Sunday, September 16, 2012

Finn has a mentor

I've had Finn with me at the b/f's house all weekend and it has been GREAT for him! He is still a little unsure about b/f, but he manages. Wrigley (b/f's dog) is really teaching him how to be a dog! He barked for the first time last night, and I mean a real bark. We had left for about an hour and upon our arrival home, Wrigley let out a few barks as usual and Finn joined it. It's absolutely adorable and one more thing we can check of his list of things he's accomplished. He also has fun chasing Wrigley while he plays fetch. Wriggs is a lab mix, so he is very fixated on his chuck-it balls. Finn doesn't get it, but he has fun running up and down the yard with Wrigley. They have also been learning about sharing the good things in life, like attention, treats, and Kongs full of peanut butter. I'm sure in his previous life with 132 other dogs, he didn't get any of those things. He also did good with Sunday football. Andy always got uncomfortable with all of the yelling and clapping going on...Finn slept through most of it. Oh, and speaking of sleeping, he does occasionally snore for a minute or two. Wrigley freaked. He went up next to him and watching him and jolted confused every time Finn made a noise. Sooo funny. Sorry I don't have any pictures today to provide the proof of all of the fun we've been having. Time for bed!

Wednesday, September 12, 2012

meet Cone Dog






So Finn has an issue with not having any self control when it comes to licking himself. I let him do it for a hot second now and then because it's only natural, especially after the surgery for him to try to keep it clean. If I let him have his way though, he would be licking his insides because he'd have no skin left. He has been all around pretty darn pathetic since the surgery.

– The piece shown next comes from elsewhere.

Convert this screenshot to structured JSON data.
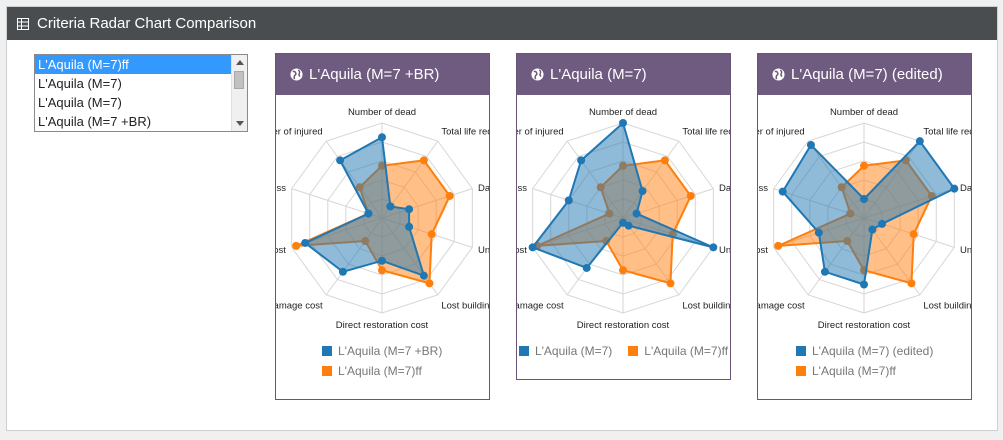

Walk is no longer in his list of actions, it's run run run sit run sit scoot sit. So lets say I were to walk down the hall way at my house. Finn stays at the starting point and then when I'm about halfway down, he comes tearing through the hall, nearly knocking me down or something else in his path and sits anxiously at the other end to see which direction I'm heading next so he can scurry to it and sit again. I CANNOT WAIT until he is back to feeling normal between his legs so he doesn't have to wear a cone and hopefully he'll start walking again.

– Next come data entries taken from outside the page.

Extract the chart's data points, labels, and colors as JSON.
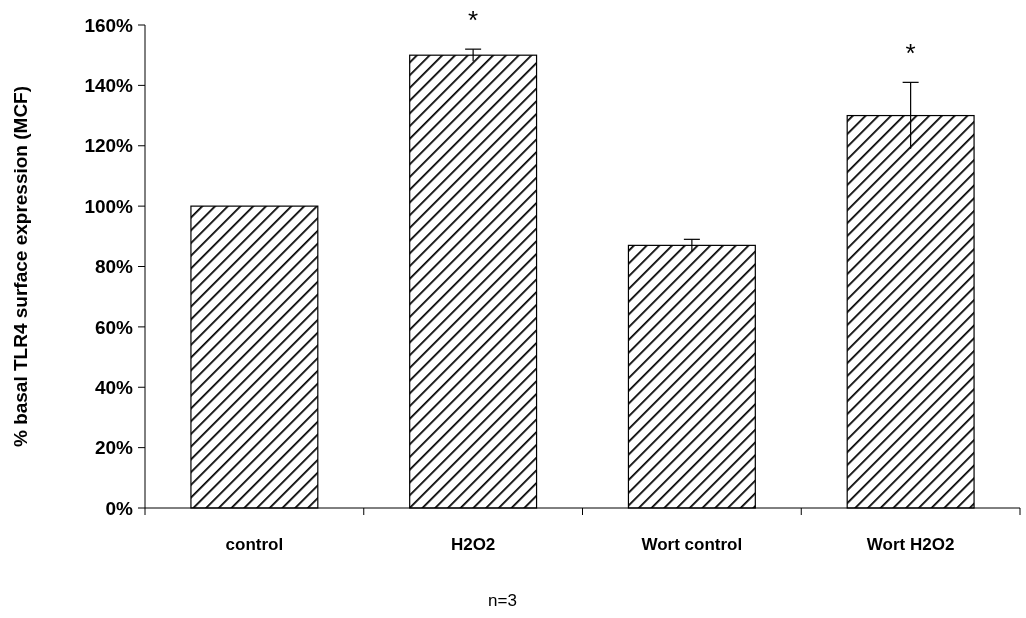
{
  "chart_data": {
    "type": "bar",
    "ylabel": "% basal TLR4 surface expression (MCF)",
    "xlabel": "n=3",
    "categories": [
      "control",
      "H2O2",
      "Wort control",
      "Wort H2O2"
    ],
    "values": [
      100,
      150,
      87,
      130
    ],
    "errors": [
      null,
      2,
      2,
      11
    ],
    "color": "#000000",
    "ylim": [
      0,
      160
    ],
    "yticks": [
      {
        "value": 0,
        "label": "0%"
      },
      {
        "value": 20,
        "label": "20%"
      },
      {
        "value": 40,
        "label": "40%"
      },
      {
        "value": 60,
        "label": "60%"
      },
      {
        "value": 80,
        "label": "80%"
      },
      {
        "value": 100,
        "label": "100%"
      },
      {
        "value": 120,
        "label": "120%"
      },
      {
        "value": 140,
        "label": "140%"
      },
      {
        "value": 160,
        "label": "160%"
      }
    ],
    "annotations": [
      {
        "text": "*",
        "x": "H2O2",
        "y": 150
      },
      {
        "text": "*",
        "x": "Wort H2O2",
        "y": 130
      }
    ],
    "grid": false
  }
}
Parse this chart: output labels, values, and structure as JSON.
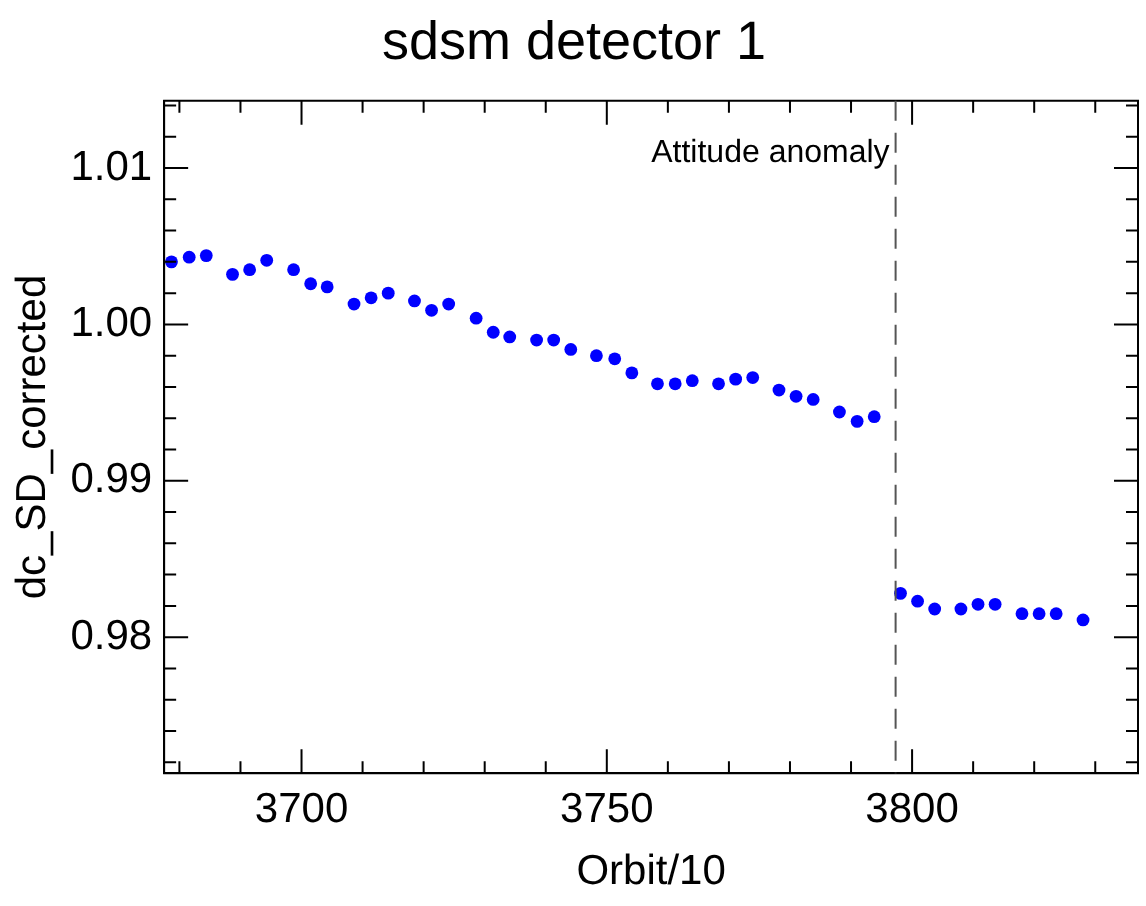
{
  "chart_data": {
    "type": "scatter",
    "title": "sdsm detector 1",
    "xlabel": "Orbit/10",
    "ylabel": "dc_SD_corrected",
    "marker": "circle",
    "grid": false,
    "legend": false,
    "x": [
      3678.7,
      3681.6,
      3684.4,
      3688.7,
      3691.5,
      3694.3,
      3698.7,
      3701.5,
      3704.2,
      3708.6,
      3711.4,
      3714.2,
      3718.5,
      3721.3,
      3724.1,
      3728.6,
      3731.4,
      3734.1,
      3738.5,
      3741.3,
      3744.1,
      3748.3,
      3751.3,
      3754.1,
      3758.3,
      3761.2,
      3764.0,
      3768.3,
      3771.1,
      3773.9,
      3778.2,
      3781.0,
      3783.8,
      3788.1,
      3791.0,
      3793.8,
      3798.1,
      3800.9,
      3803.7,
      3808.0,
      3810.8,
      3813.6,
      3818.0,
      3820.8,
      3823.6,
      3828.0
    ],
    "series": [
      {
        "color": "#0000ff",
        "values": [
          1.004,
          1.0043,
          1.0044,
          1.0032,
          1.0035,
          1.0041,
          1.0035,
          1.0026,
          1.0024,
          1.0013,
          1.0017,
          1.002,
          1.0015,
          1.0009,
          1.0013,
          1.0004,
          0.9995,
          0.9992,
          0.999,
          0.999,
          0.9984,
          0.998,
          0.9978,
          0.9969,
          0.9962,
          0.9962,
          0.9964,
          0.9962,
          0.9965,
          0.9966,
          0.9958,
          0.9954,
          0.9952,
          0.9944,
          0.9938,
          0.9941,
          0.9828,
          0.9823,
          0.9818,
          0.9818,
          0.9821,
          0.9821,
          0.9815,
          0.9815,
          0.9815,
          0.9811
        ]
      }
    ],
    "xlim": [
      3677.5,
      3837
    ],
    "xticks": [
      {
        "value": 3680,
        "label": null
      },
      {
        "value": 3690,
        "label": null
      },
      3700,
      {
        "value": 3710,
        "label": null
      },
      {
        "value": 3720,
        "label": null
      },
      {
        "value": 3730,
        "label": null
      },
      {
        "value": 3740,
        "label": null
      },
      3750,
      {
        "value": 3760,
        "label": null
      },
      {
        "value": 3770,
        "label": null
      },
      {
        "value": 3780,
        "label": null
      },
      {
        "value": 3790,
        "label": null
      },
      3800,
      {
        "value": 3810,
        "label": null
      },
      {
        "value": 3820,
        "label": null
      },
      {
        "value": 3830,
        "label": null
      }
    ],
    "ylim": [
      0.9713,
      1.0143
    ],
    "yticks": [
      {
        "value": 0.972,
        "label": null
      },
      {
        "value": 0.974,
        "label": null
      },
      {
        "value": 0.976,
        "label": null
      },
      {
        "value": 0.978,
        "label": null
      },
      {
        "value": 0.98,
        "label": "0.98"
      },
      {
        "value": 0.982,
        "label": null
      },
      {
        "value": 0.984,
        "label": null
      },
      {
        "value": 0.986,
        "label": null
      },
      {
        "value": 0.988,
        "label": null
      },
      {
        "value": 0.99,
        "label": "0.99"
      },
      {
        "value": 0.992,
        "label": null
      },
      {
        "value": 0.994,
        "label": null
      },
      {
        "value": 0.996,
        "label": null
      },
      {
        "value": 0.998,
        "label": null
      },
      {
        "value": 1.0,
        "label": "1.00"
      },
      {
        "value": 1.002,
        "label": null
      },
      {
        "value": 1.004,
        "label": null
      },
      {
        "value": 1.006,
        "label": null
      },
      {
        "value": 1.008,
        "label": null
      },
      {
        "value": 1.01,
        "label": "1.01"
      },
      {
        "value": 1.012,
        "label": null
      },
      {
        "value": 1.014,
        "label": null
      }
    ],
    "ref_lines": [
      {
        "axis": "x",
        "value": 3797.3,
        "label": "Attitude anomaly",
        "color": "#555555",
        "line_style": "dashed"
      }
    ]
  }
}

It may sound like his life right now sucks, and it does for the most part. I would hate not having any peripheral vision as well and having a cone in the way of my legs. (if anything, it has taught him to walk with his head held high...so he doesn't trip on the cone. lol) He life isn't completely terrible though. When he's outside, you'd never be able to tell anything is wrong with him, except when he stops to try to lick. Other than that, he runs and runs and runs. He shouldn't be, but he looks so darn happy doing it, I can't slow him down. Yesterday I was egging him on while he was running and trying to get me to come after him. He got so excited, HE BARKED! It was a cute, playful bark. Not sure if he'll ever do it again or in another setting, but I'm so happy he did it! One more thing he didn't do checked off the list.